En 1822, l’historien bordelais Pierre Bernardau, celui qui traduisit en gascon de Bordeaux la « trois fois sublime Déclaration des Droits de l’Homme », fit le voya­ge de Bordeaux à La Teste où il n’était jamais encore allé. C’était quarante ans avant le boisement des landes girondines et à Marcheprime, nous dit-il, on commençait à apercevoir le sable blanc des dunes de la côte. Sur cette lande, «la nature triste et sombre» lui parut avoir perdu jusqu’à sa force végétative : « un maigre serpolet ino­dore et clairsemé est la seule plante qui couvre faiblement un sable infertile dont la blancheur affecte désagréablement la vue. Sans ce triste gazon qui voile un peu la nudité du sol, on verrait mentir le proverbe qui assure que la mauvaise herbe pousse toujours »1.

Pourtant, que d’espoirs cette lande n’avait-elle pas fait naître au XVIIIe siè­cle ! Elle appartenait au seigneur captal de Certes, pour lors le marquis de Civrac, qui la concéda en 1761 à une compagnie dite Compagnie d’agriculture de Certes. Le 21 novembre 1761, Alexis François Foyet, avocat au Parlement, chargé à Paris et à la Cour des affaires des Chambres des Comptes et Cour des Aydes, domaines et finan­ces de Franche-Comté, conseil de la Compagnie d’agriculture de Certes, en exécu­tion d’une délibération prise le 7 novembre par les administrateurs de cette Compa­gnie, se transporte de Bordeaux dans la seigneurie de Certes afin de reconnaître les landes vendues à la Compagnie par M. de Civrac, soit 240 000 arpents «faisant cinquante-deux lieues de superficie et vingt-deux en largeur». Il était accompagné par Dubois de Donillac, contrôleur général de la Compagnie, de Rilly, sous-directeur, Poivert, géomètre et Pinel, «fondeur et artiste», ce dernier pour l’examen des mine­rais contenus dans le sol, enfin des gardes de la dite Compagnie pour servir de gui­des.

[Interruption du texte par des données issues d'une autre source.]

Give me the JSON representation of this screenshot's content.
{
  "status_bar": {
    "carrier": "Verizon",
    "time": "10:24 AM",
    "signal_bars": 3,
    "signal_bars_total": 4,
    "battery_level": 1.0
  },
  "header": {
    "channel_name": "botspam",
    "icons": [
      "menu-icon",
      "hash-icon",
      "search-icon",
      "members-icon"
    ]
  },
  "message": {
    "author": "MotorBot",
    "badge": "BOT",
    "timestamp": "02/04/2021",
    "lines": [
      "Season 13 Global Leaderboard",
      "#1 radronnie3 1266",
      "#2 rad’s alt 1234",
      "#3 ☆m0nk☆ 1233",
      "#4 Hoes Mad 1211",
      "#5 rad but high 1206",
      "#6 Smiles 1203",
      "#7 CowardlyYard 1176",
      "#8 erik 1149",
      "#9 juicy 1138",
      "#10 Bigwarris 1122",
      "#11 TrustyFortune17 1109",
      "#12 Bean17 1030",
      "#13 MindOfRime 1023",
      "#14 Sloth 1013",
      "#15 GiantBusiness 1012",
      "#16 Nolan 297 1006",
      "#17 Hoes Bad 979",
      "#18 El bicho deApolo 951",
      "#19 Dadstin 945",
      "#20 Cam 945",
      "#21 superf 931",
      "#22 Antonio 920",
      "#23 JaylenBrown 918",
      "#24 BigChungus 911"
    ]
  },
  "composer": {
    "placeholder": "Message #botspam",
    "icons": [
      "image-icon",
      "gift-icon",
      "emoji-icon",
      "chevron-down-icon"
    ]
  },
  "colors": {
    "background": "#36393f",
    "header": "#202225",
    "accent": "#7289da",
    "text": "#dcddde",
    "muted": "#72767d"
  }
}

La reconnaissance débuta au Putz de la Gubatte, près du Barp, et dura neuf jours. Le deuxième jour, François Foyet visita la paroisse de Mios, le troisième la rive gauche de la Leyre, le quatrième Les Argentières, le cinquième le reste de la paroisse de Biganos, le sixième Audenge et Certes, le septième Berganton, le huitième la Croix d’Hins « qui est sur le chemin de Bordeaux au bourg de La Teste, appelé la levée de Jules César ». Le neuvième jour, il rentra à Bordeaux où il signa le pro­cès-verbal de son inspection le 1er décembre.

François Foyet estimait que les terres de la seigneurie de Certes étaient bonnes et qu’on pouvait en tirer un très bon parti «puisque tout y croît». Elles convenaient «pour la production de toutes sortes de grains, pâturages, chanvre, légumes, mines de fer et autres denrées également utiles, tant pour la province de Guyenne que pour le royaume». François Foyet était sans doute un bon avocat mais ce n’était certaine­ment pas un agronome. La Compagnie d’agriculture de Certes échoua dans son en­treprise et la lande resta une lande, grevée d’un droit de pacage concédé aux habi­tants par le seigneur.

Les landes communales

Sous la Révolution, les landes du seigneur de Certes furent saisies. Une petite partie fut vendue comme bien national ; quant au reste, les communes s’en considé­rèrent propriétaires, pouvant par conséquent en disposer. C’est ainsi que l’on vit la mairie de Biganos, après avoir obtenu l’autorisation d’aliéner une partie du domaine communal par décret impérial du 12 juin 1811, vendre 10 journaux de lande au lieu- dit Testemaure à Étienne Ramon, originaire d’Audenge2.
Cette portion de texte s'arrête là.